Back to Calculators

Probability Distribution Calculator

Calculate probabilities for various discrete probability distributions.

Binomial distribution: probability of x successes in n trials with probability p of success on each trial.

P(X = x)

Advertisement

Understanding Probability Distributions

A probability distribution is a mathematical function that provides the probabilities of occurrence of different possible outcomes for an experiment. It describes how the probabilities are distributed over the values of the random variable.

There are two main types of probability distributions:

  1. Discrete probability distributions describe the probability of occurrence of each value for a discrete random variable (a variable that can only take specific values, often integers).
  2. Continuous probability distributions describe the probability of occurrence of values in a continuous range for a continuous random variable.

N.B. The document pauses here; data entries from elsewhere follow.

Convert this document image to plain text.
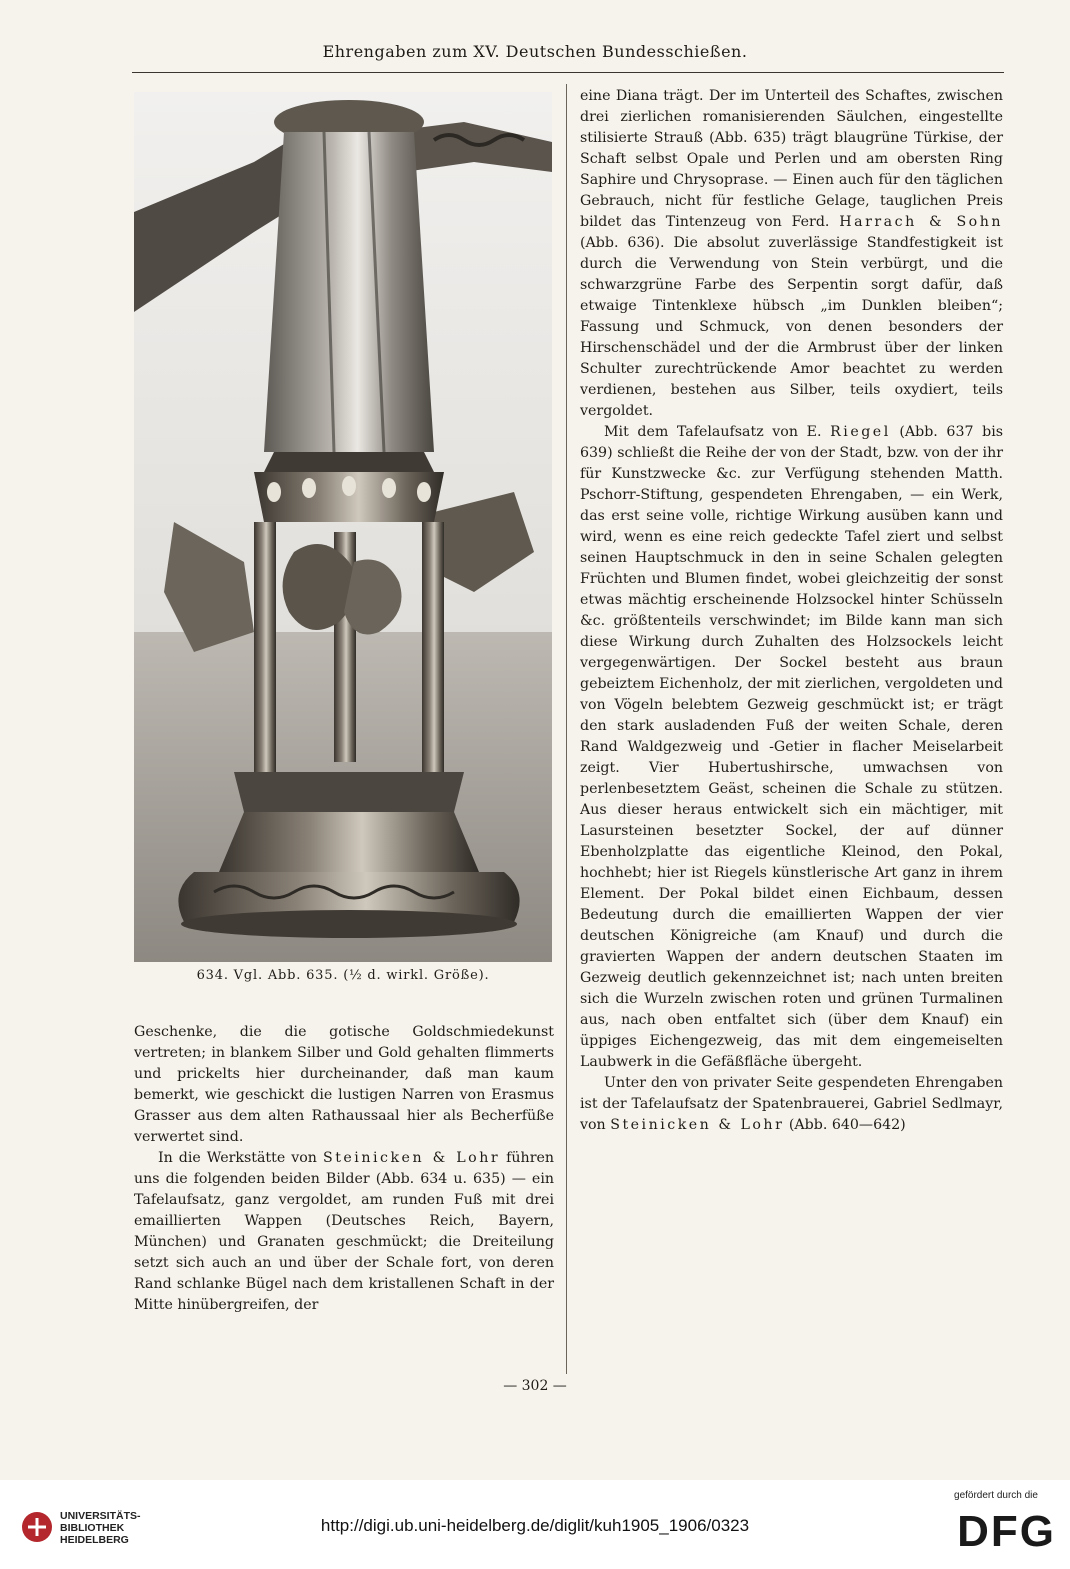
Ehrengaben zum XV. Deutschen Bundesschießen.
634. Vgl. Abb. 635. (½ d. wirkl. Größe).

Geschenke, die die gotische Goldschmiedekunst vertreten; in blankem Silber und Gold gehalten flimmerts und prickelts hier durcheinander, daß man kaum bemerkt, wie geschickt die lustigen Narren von Erasmus Grasser aus dem alten Rathaussaal hier als Becherfüße verwertet sind.

In die Werkstätte von Steinicken & Lohr führen uns die folgenden beiden Bilder (Abb. 634 u. 635) — ein Tafelaufsatz, ganz vergoldet, am runden Fuß mit drei emaillierten Wappen (Deutsches Reich, Bayern, München) und Granaten geschmückt; die Dreiteilung setzt sich auch an und über der Schale fort, von deren Rand schlanke Bügel nach dem kristallenen Schaft in der Mitte hinübergreifen, der

eine Diana trägt. Der im Unterteil des Schaftes, zwischen drei zierlichen romanisierenden Säulchen, eingestellte stilisierte Strauß (Abb. 635) trägt blaugrüne Türkise, der Schaft selbst Opale und Perlen und am obersten Ring Saphire und Chrysoprase. — Einen auch für den täglichen Gebrauch, nicht für festliche Gelage, tauglichen Preis bildet das Tintenzeug von Ferd. Harrach & Sohn (Abb. 636). Die absolut zuverlässige Standfestigkeit ist durch die Verwendung von Stein verbürgt, und die schwarzgrüne Farbe des Serpentin sorgt dafür, daß etwaige Tintenklexe hübsch „im Dunklen bleiben“; Fassung und Schmuck, von denen besonders der Hirschenschädel und der die Armbrust über der linken Schulter zurechtrückende Amor beachtet zu werden verdienen, bestehen aus Silber, teils oxydiert, teils vergoldet.

Mit dem Tafelaufsatz von E. Riegel (Abb. 637 bis 639) schließt die Reihe der von der Stadt, bzw. von der ihr für Kunstzwecke &c. zur Verfügung stehenden Matth. Pschorr-Stiftung, gespendeten Ehrengaben, — ein Werk, das erst seine volle, richtige Wirkung ausüben kann und wird, wenn es eine reich gedeckte Tafel ziert und selbst seinen Hauptschmuck in den in seine Schalen gelegten Früchten und Blumen findet, wobei gleichzeitig der sonst etwas mächtig erscheinende Holzsockel hinter Schüsseln &c. größtenteils verschwindet; im Bilde kann man sich diese Wirkung durch Zuhalten des Holzsockels leicht vergegenwärtigen. Der Sockel besteht aus braun gebeiztem Eichenholz, der mit zierlichen, vergoldeten und von Vögeln belebtem Gezweig geschmückt ist; er trägt den stark ausladenden Fuß der weiten Schale, deren Rand Waldgezweig und -Getier in flacher Meiselarbeit zeigt. Vier Hubertushirsche, umwachsen von perlenbesetztem Geäst, scheinen die Schale zu stützen. Aus dieser heraus entwickelt sich ein mächtiger, mit Lasursteinen besetzter Sockel, der auf dünner Ebenholzplatte das eigentliche Kleinod, den Pokal, hochhebt; hier ist Riegels künstlerische Art ganz in ihrem Element. Der Pokal bildet einen Eichbaum, dessen Bedeutung durch die emaillierten Wappen der vier deutschen Königreiche (am Knauf) und durch die gravierten Wappen der andern deutschen Staaten im Gezweig deutlich gekennzeichnet ist; nach unten breiten sich die Wurzeln zwischen roten und grünen Turmalinen aus, nach oben entfaltet sich (über dem Knauf) ein üppiges Eichengezweig, das mit dem eingemeiselten Laubwerk in die Gefäßfläche übergeht.

Unter den von privater Seite gespendeten Ehrengaben ist der Tafelaufsatz der Spatenbrauerei, Gabriel Sedlmayr, von Steinicken & Lohr (Abb. 640—642)

— 302 —
UNIVERSITÄTS-
BIBLIOTHEK
HEIDELBERG
http://digi.ub.uni-heidelberg.de/diglit/kuh1905_1906/0323
gefördert durch die
DFG
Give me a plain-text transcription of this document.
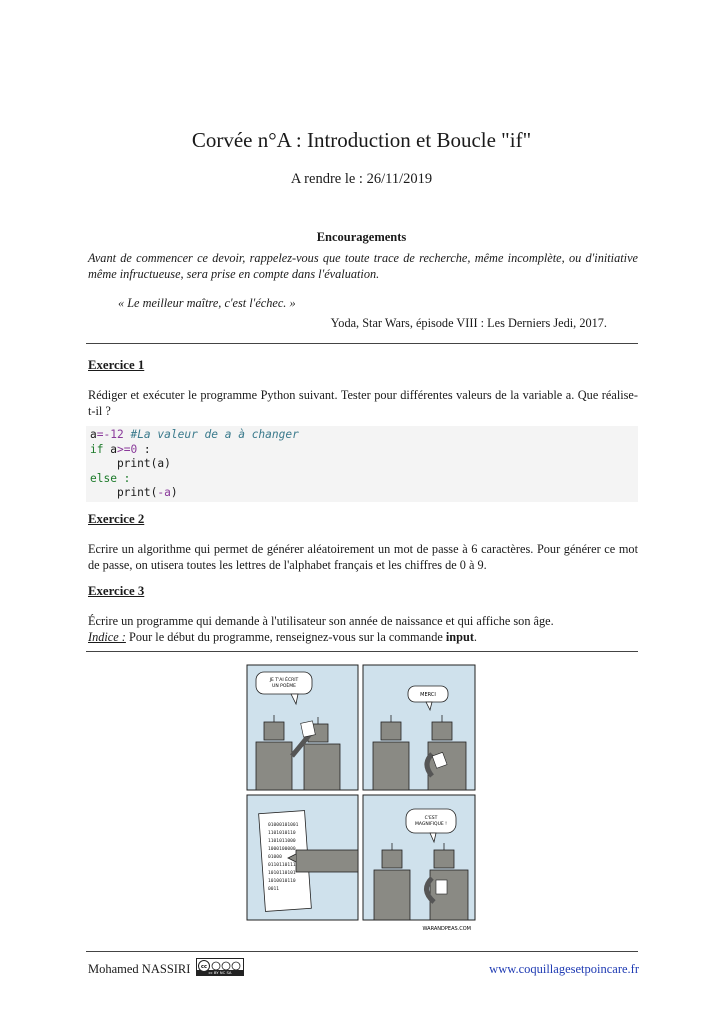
Corvée n°A : Introduction et Boucle "if"
A rendre le : 26/11/2019
Encouragements
Avant de commencer ce devoir, rappelez-vous que toute trace de recherche, même incomplète, ou d'initiative même infructueuse, sera prise en compte dans l'évaluation.
« Le meilleur maître, c'est l'échec. »
Yoda, Star Wars, épisode VIII : Les Derniers Jedi, 2017.
Exercice 1
Rédiger et exécuter le programme Python suivant. Tester pour différentes valeurs de la variable a. Que réalise-t-il ?
a=-12 #La valeur de a à changer
if a>=0 :
print(a)
else :
print(-a)
Exercice 2
Ecrire un algorithme qui permet de générer aléatoirement un mot de passe à 6 caractères. Pour générer ce mot de passe, on utisera toutes les lettres de l'alphabet français et les chiffres de 0 à 9.
Exercice 3
Écrire un programme qui demande à l'utilisateur son année de naissance et qui affiche son âge.
Indice : Pour le début du programme, renseignez-vous sur la commande input.
JE T'AI ÉCRIT UN POÈME
MERCI
01000101001
1101010110
1101011000
1000100000
01000
0110110111
1010110101
1010010110
0011
C'EST MAGNIFIQUE !
WARANDPEAS.COM
Mohamed NASSIRI cc
cc BY NC SA	www.coquillagesetpoincare.fr
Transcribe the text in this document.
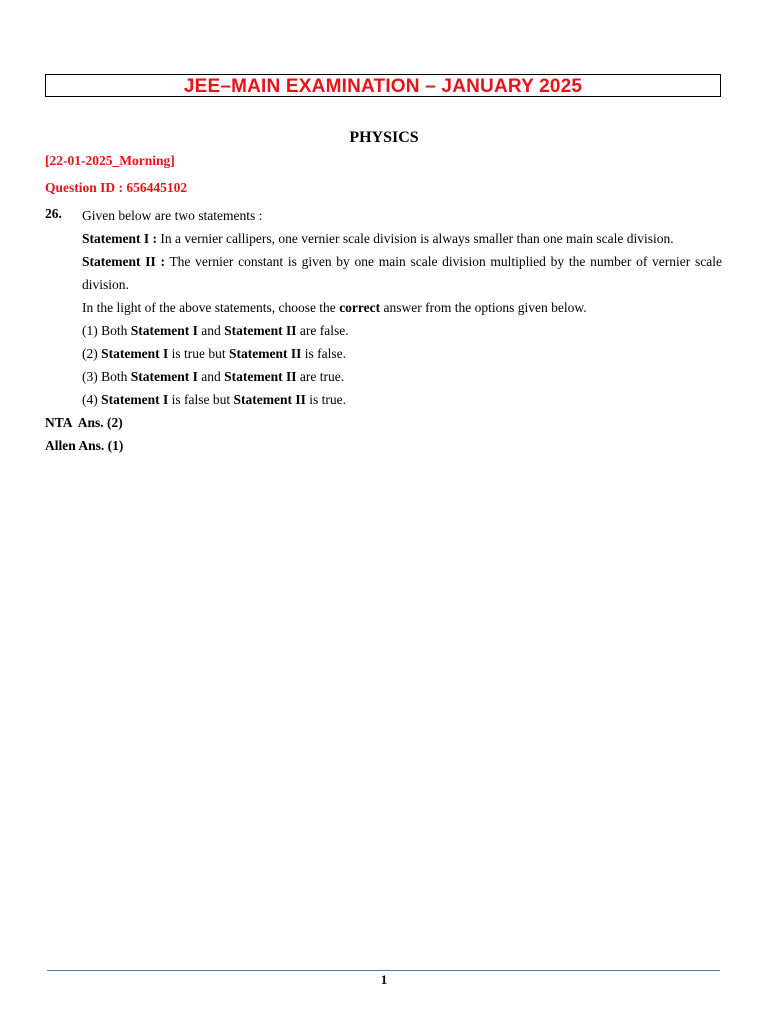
JEE–MAIN EXAMINATION – JANUARY 2025
PHYSICS
[22-01-2025_Morning]
Question ID : 656445102
26. Given below are two statements :

Statement I : In a vernier callipers, one vernier scale division is always smaller than one main scale division.

Statement II : The vernier constant is given by one main scale division multiplied by the number of vernier scale division.

In the light of the above statements, choose the correct answer from the options given below.

(1) Both Statement I and Statement II are false.

(2) Statement I is true but Statement II is false.

(3) Both Statement I and Statement II are true.

(4) Statement I is false but Statement II is true.

NTA  Ans. (2)
Allen Ans. (1)
1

This calculator focuses on discrete probability distributions, which are commonly used in statistics and probability theory.

Binomial Distribution

The binomial distribution models the number of successes in a fixed number of independent trials, each with the same probability of success.

Key Properties

  • Fixed number of trials (n)
  • Each trial is independent
  • Each trial has the same probability of success (p)
  • Each trial has only two possible outcomes (success or failure)

Formulas

PMF: P(X = x) = C(n, x) · p^x · (1-p)^(n-x)

Mean: E(X) = n · p

Variance: Var(X) = n · p · (1-p)

Examples

  • Number of heads in a fixed number of coin flips
  • Number of defective items in a batch of n items
  • Number of successful free throws by a basketball player

Poisson Distribution

The Poisson distribution models the number of events occurring in a fixed interval of time or space, assuming events occur with a known average rate and independently of each other.

Key Properties

  • Events occur independently
  • Events occur with a constant mean rate (λ)
  • Events occur one at a time (no simultaneous events)
  • The probability of an event in a small interval is proportional to the size of the interval

Formulas

PMF: P(X = x) = (e^-λ · λ^x) / x!

Mean: E(X) = λ

Variance: Var(X) = λ

Examples

  • Number of calls received by a call center in an hour
  • Number of typos on a page of a book
  • Number of cars arriving at a toll booth in a minute

Geometric Distribution

The geometric distribution models the number of trials needed to achieve the first success in a sequence of independent Bernoulli trials.

Key Properties

  • Each trial is independent
  • Each trial has the same probability of success (p)
  • Counts the number of trials until the first success

Formulas

PMF: P(X = x) = (1-p)^(x-1) · p

CDF: P(X ≤ x) = 1 - (1-p)^x

Mean: E(X) = 1/p

Variance: Var(X) = (1-p)/p²

Examples

  • Number of coin flips needed to get a head
  • Number of attempts until first success in a game
  • Number of interviews conducted until finding a suitable candidate

Hypergeometric Distribution

The hypergeometric distribution models the number of successes in a sample drawn without replacement from a finite population.

Key Properties

  • Sampling is done without replacement
  • Population size is finite
  • Population has a known number of success states

Formulas

PMF: P(X = x) = [C(K, x) · C(N-K, n-x)] / C(N, n)

Mean: E(X) = n · (K/N)

Variance: Var(X) = n · (K/N) · ((N-K)/N) · ((N-n)/(N-1))

Examples

  • Number of defective items in a sample taken from a batch
  • Number of white balls drawn from an urn containing white and black balls
  • Number of correct answers when randomly guessing on a multiple-choice test

Glossary

PMF (Probability Mass Function)

Gives the probability that a discrete random variable is exactly equal to a value.

CDF (Cumulative Distribution Function)

Gives the probability that a random variable is less than or equal to a value.

Expected Value (Mean)

The weighted average of all possible values in the distribution.

Variance

Measures how far the values are spread out from the mean.

Combination

C(n,k) = n! / (k! * (n-k)!) = Number of ways to choose k items from n distinct items, where order doesn't matter.